If your origination system does not calculate all of the ratios that you use, pressure them to add the additional ratios so that it is easy to extract them. This isn’t so much to make Fair Lending examinations easier, as it is to make fraud and abuse analysis easier for you to do. You should use the Fair Lending dataset for a fraud and abuse analysis; you will probably quickly recover the cost of preparing the data set and will start using your fraud and abuse dataset as the one you submit for Fair Lending analysis.

Perform Analysis of Indirect Loans by Dealer/Originator

If you have an indirect auto loan program, this is an area where race/ethnic/gender discrimination may be occurring without your knowledge or control.

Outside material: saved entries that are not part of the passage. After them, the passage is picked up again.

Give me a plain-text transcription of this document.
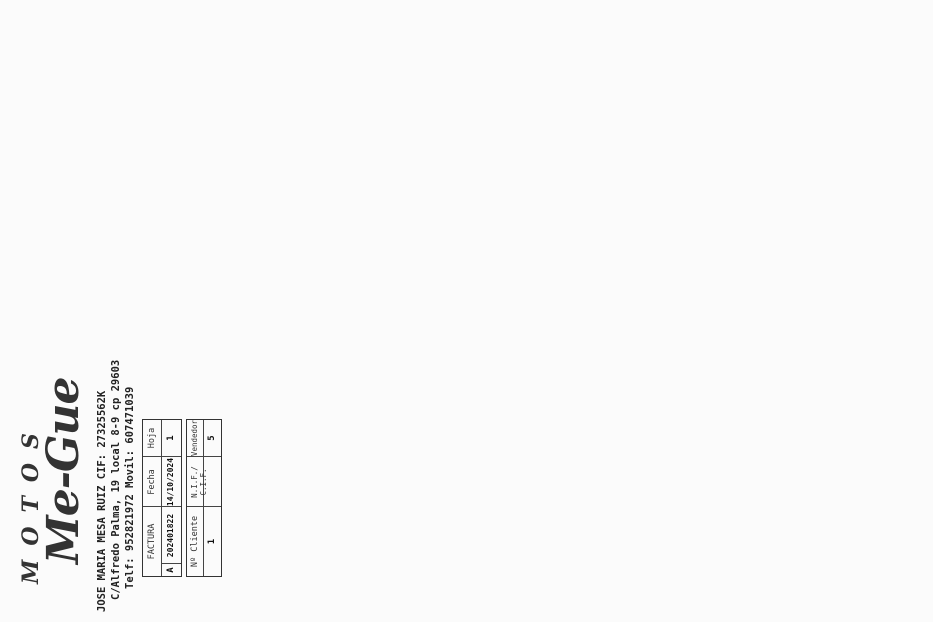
MOTOS
Me-Gue JOSE MARIA MESA RUIZ CIF: 27325562K C/Alfredo Palma, 19 local 8-9 cp 29603 Telf: 952821972 Movil: 607471039 FACTURA
A
202401822
Fecha 14/10/2024
Hoja 1
Nº Cliente 1
N.I.F./ C.I.F.
Vendedor 5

It is also an area where there is significant opportunity for fraud and abuse by an auto dealer, or specific employees at an auto dealer. The analysis that you do for indirect lending should be at least quarterly, as salespeople move from one dealership to another fequently--a dealer that has demonstrated exemplary performance for years can go south quickly when a new sales person comes onto the floor.

The discussion that follows is really oriented toward dealer-level fraud and abuse problems rather than Fair Lending, but if a dealer or an employee at a dealer is willing to commit fraud or abuse, discrimination based upon race/ethnicity/gender would not be a far stretch and vice versa. To get to this point, you will have put in a fair amount of work; you should reap the benefit of that labor, and a simple fraud and abuse analysis is the way to do it. For regulatory purposes, this analysis may or may not constitute a review of Fair Lending practices that would require you to correct any problems found; that is a question for your attorney.

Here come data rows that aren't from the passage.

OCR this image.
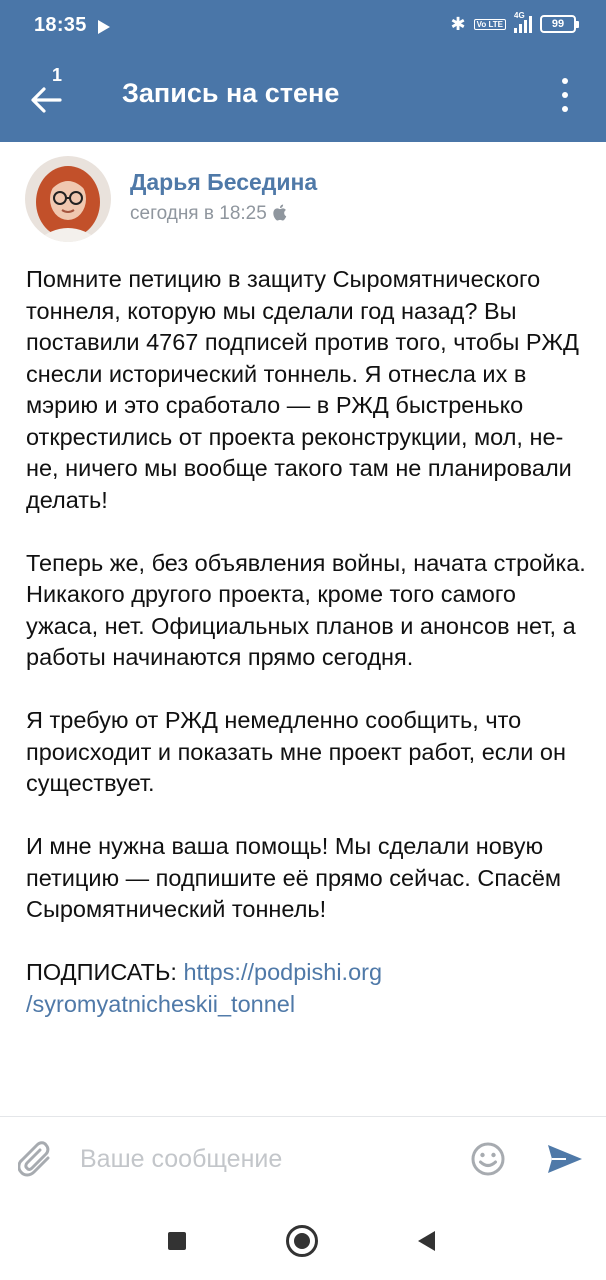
18:35	✱	Vo LTE
4G
99
1
Запись на стене
Дарья Беседина
сегодня в 18:25

Помните петицию в защиту Сыромятнического тоннеля, которую мы сделали год назад? Вы поставили 4767 подписей против того, чтобы РЖД снесли исторический тоннель. Я отнесла их в мэрию и это сработало — в РЖД быстренько открестились от проекта реконструкции, мол, не-не, ничего мы вообще такого там не планировали делать!

Теперь же, без объявления войны, начата стройка. Никакого другого проекта, кроме того самого ужаса, нет. Официальных планов и анонсов нет, а работы начинаются прямо сегодня.

Я требую от РЖД немедленно сообщить, что происходит и показать мне проект работ, если он существует.

И мне нужна ваша помощь! Мы сделали новую петицию — подпишите её прямо сейчас. Спасём Сыромятнический тоннель!

ПОДПИСАТЬ: https://podpishi.org
/syromyatnicheskii_tonnel

Ваше сообщение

Look at Fraud and Abuse Metrics

For a simple fraud and abuse analysis that can be done in Excel, calculate and rank dealers by the following quantities:

  • First payment defaults
  • Defaults immediately after end of recourse period
  • Defaults and delinquency by age

For a dealer that ranks at the top of each list, investigate individual loans that have defaulted or are delinquent. It is likely that this work will be financially rewarding to the bank.

Rank by Dealer Participation Fee

Rank the loans by dealer participation for each dealer, and for all dealers. For the highest participations, are there any patterns? A high dealer participation could be an indicator for negative equity rolled into a deal for benign reasons, it could be negative equity rolled into a deal in anticipation of bankruptcy, it could be good negotiating on the part of the dealer, or it could be the result of discrimination based upon race/ethnicity/gender.

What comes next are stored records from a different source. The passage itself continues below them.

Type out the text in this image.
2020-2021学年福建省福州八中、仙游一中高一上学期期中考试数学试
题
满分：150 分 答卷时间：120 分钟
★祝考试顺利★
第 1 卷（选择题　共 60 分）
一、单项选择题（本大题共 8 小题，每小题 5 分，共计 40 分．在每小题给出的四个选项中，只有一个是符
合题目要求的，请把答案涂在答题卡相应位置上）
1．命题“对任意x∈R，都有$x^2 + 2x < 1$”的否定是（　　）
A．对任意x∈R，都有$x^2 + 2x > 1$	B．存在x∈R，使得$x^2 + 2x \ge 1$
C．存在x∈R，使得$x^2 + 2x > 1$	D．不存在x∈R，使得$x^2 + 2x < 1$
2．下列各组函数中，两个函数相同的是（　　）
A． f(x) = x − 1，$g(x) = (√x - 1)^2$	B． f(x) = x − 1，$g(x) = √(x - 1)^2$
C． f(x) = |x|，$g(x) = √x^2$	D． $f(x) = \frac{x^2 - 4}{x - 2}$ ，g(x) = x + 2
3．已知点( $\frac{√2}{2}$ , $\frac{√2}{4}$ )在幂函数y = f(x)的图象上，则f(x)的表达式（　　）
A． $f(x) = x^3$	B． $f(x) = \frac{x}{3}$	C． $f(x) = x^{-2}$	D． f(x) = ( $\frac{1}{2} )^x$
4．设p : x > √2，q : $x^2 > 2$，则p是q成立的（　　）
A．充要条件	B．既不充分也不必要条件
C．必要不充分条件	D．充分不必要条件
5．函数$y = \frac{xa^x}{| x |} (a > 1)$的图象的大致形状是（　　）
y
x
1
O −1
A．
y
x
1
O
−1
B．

Estimate Negative Equity for Indirect Loans

If you have an indirect lending program, negative equity rolled into a deal is a strong predictor of a lot interesting behavior. Estimating negative equity is painful if not impossible, as vehicles rarely sell for the Manufacturer’s Suggested Retail Price (MSRP) and there really isn’t a good way to capture the "value" of the vehicle. If you do capture MSRP and Kelly Blue Book (KBB) or a similar metric, it is worth calculating the difference between the purchase price and the MSRP/KBB as a proxy for negative equity.

Try to figure out a way to estimate the negative equity rolled into a loan. The dealer knows this exactly, but most lending systems don’t really have a way to record it. If high dealer participations are due to negative equity, you have a credit risk problem to monitor; if high dealer participations are not due to negative equity rolled into a deal, you absolutely have a customer satisfaction problem (the painfully high loan rate that gives the dealer the room to roll in negative equity or over charge has your name on it each month--not the auto dealer’s name) and you may have a Fair Lending problem.

 

Conclusions

Although this article is about preparing for a Fair Lending examination statistical analysis, there is little in the steps to this point that is directly related to Fair Lending--most of this preparation is related to general data quality and to simple fraud and abuse analysis. Everything in this article can be done using Excel, though there are other tools that your IS staff may have that are better suited to the task.